Old Comrades - Cover

Old Comrades

Copyright© 2026 by Agnes Giberne

Chapter 3: Using Opportunities

“AND you going out alone, Miss Tracy! And the Colonel that particular! As he wouldn’t hear of you crossing the road by yourself.”

Mrs. Stirring was manifestly uneasy, counting herself in some sort responsible. She looked upon this motherless young lady as a charge upon her conscience, —otherwise, as one of the many burdens in her life. Mrs. Stirring was a person who professed to carry a great many burdens. She always had been, and always would be, laden with cares; not so much because she had really more cares than other people, as because she had less pluck and endurance for the bearing of them. Where Dorothea would have looked up and smiled, Mrs. Stirring looked down and sighed. The difference was in the individuals themselves; not in the weight of the burdens laid upon them.

To be sure, Mrs. Stirring was a widow, which sounds sad. There are women, however, to whom widowhood comes as a merciful release from unhappy wifehood, and Mrs. Stirring was one of these. She had married in haste, and had repented at leisure. When her husband was taken from her, she had been conscious in her heart of relief from a bitter thraldom, though much too correct a little person to let any such feeling appear through her showers of weeping, —for Mrs. Stirring was a person who had always tears at command. Still—there the consciousness was.

Now for years, she had been a successful lodging-house keeper, and was not only paying her way, but was laying by a nice little sum for the future. She had one child, a pretty winning little girl, and one faithful though uncouth domestic. This was not altogether a bad state of things. Nevertheless, Mrs. Stirring talked on plaintively of her trials and burdens, making capital of the widowhood which had been a release.

“And you going out alone, Miss!” she reiterated, coming upon Dorothea dressed for walking. Mrs. Stirring was apt to be untidy at this hour, and her cap had dropped awry; while Dorothea was the very pink of dainty neatness, in a costume of dark brown, with brown hat to match, relieved by a suggestion of red, the glasses over her happy eyes balanced as usual over the little nose.

“To Church,” Dorothea said, smiling. “I wish you could go too.”

Mrs. Stirring shook her head dolorously.

“There’s the turkey and plum-pudden, Miss,” she said, in unconscious echo of the Colonel. “Dear me! Why if I was to leave them to Susanna, I don’t think your Pa ‘d stay a day longer under my roof; I don’t, really.

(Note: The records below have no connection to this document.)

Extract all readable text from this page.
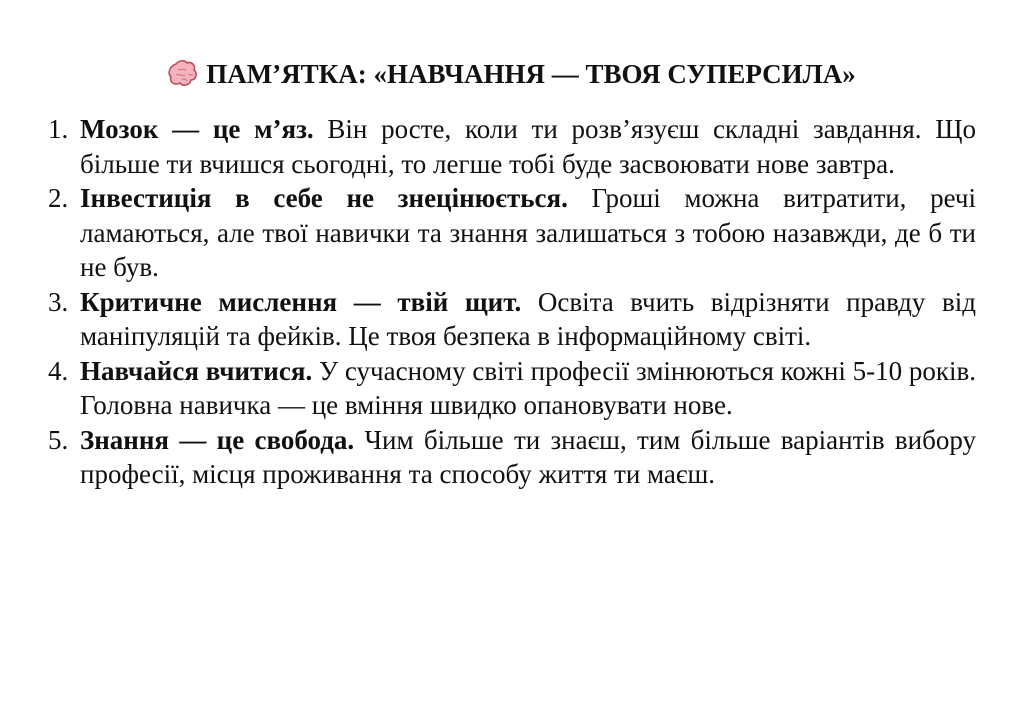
ПАМ’ЯТКА: «НАВЧАННЯ — ТВОЯ СУПЕРСИЛА»
1. Мозок — це м’яз. Він росте, коли ти розв’язуєш складні завдання. Що більше ти вчишся сьогодні, то легше тобі буде засвоювати нове завтра.
2. Інвестиція в себе не знецінюється. Гроші можна витратити, речі ламаються, але твої навички та знання залишаться з тобою назавжди, де б ти не був.
3. Критичне мислення — твій щит. Освіта вчить відрізняти правду від маніпуляцій та фейків. Це твоя безпека в інформаційному світі.
4. Навчайся вчитися. У сучасному світі професії змінюються кожні 5-10 років. Головна навичка — це вміння швидко опановувати нове.
5. Знання — це свобода. Чим більше ти знаєш, тим більше варіантів вибору професії, місця проживання та способу життя ти маєш.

He’s that particular about the roasting. I’m all of a quake now with the thought of it—if I shouldn’t do it right. And there’s the stuffing, and the gravy, and the sauce! And the pudden, as I’ve boiled six hours yesterday, and it’s been on again these two hours. Dear me! No; I couldn’t go to church! A poor widow like me ‘s got to stay at home and mind the dinner.”

“I wish my father could dine late,” said Dorothea.

A scared look came into Mrs. Stirring’s face.

“Now don’t you put him up to that—don’t you, Miss Tracy. Late dinner means a deal of work. If your papa dined late, he’d dine early too—that’s what gentlemen come to. No, I wouldn’t wish that. But if I was a lady—like yourself, Miss—and hadn’t to be at work all the morning, why I’d be glad enough to put on my best, and go off to Church with the rest of the folks. And take Minnie too.”

“Minnie! O I never thought of that! Why should not Minnie go with me?”

“It’s like you to think of it, Miss.” Mrs. Stirring was evidently gratified. “And I’m sure she’d have been glad enough, for she does fret, being kept in. But the bells ‘ll stop this minute, and she’s in her curl-papers.”

“Curl-papers. Can’t you pull them out, and smooth her hair, and put on her hat and jacket?”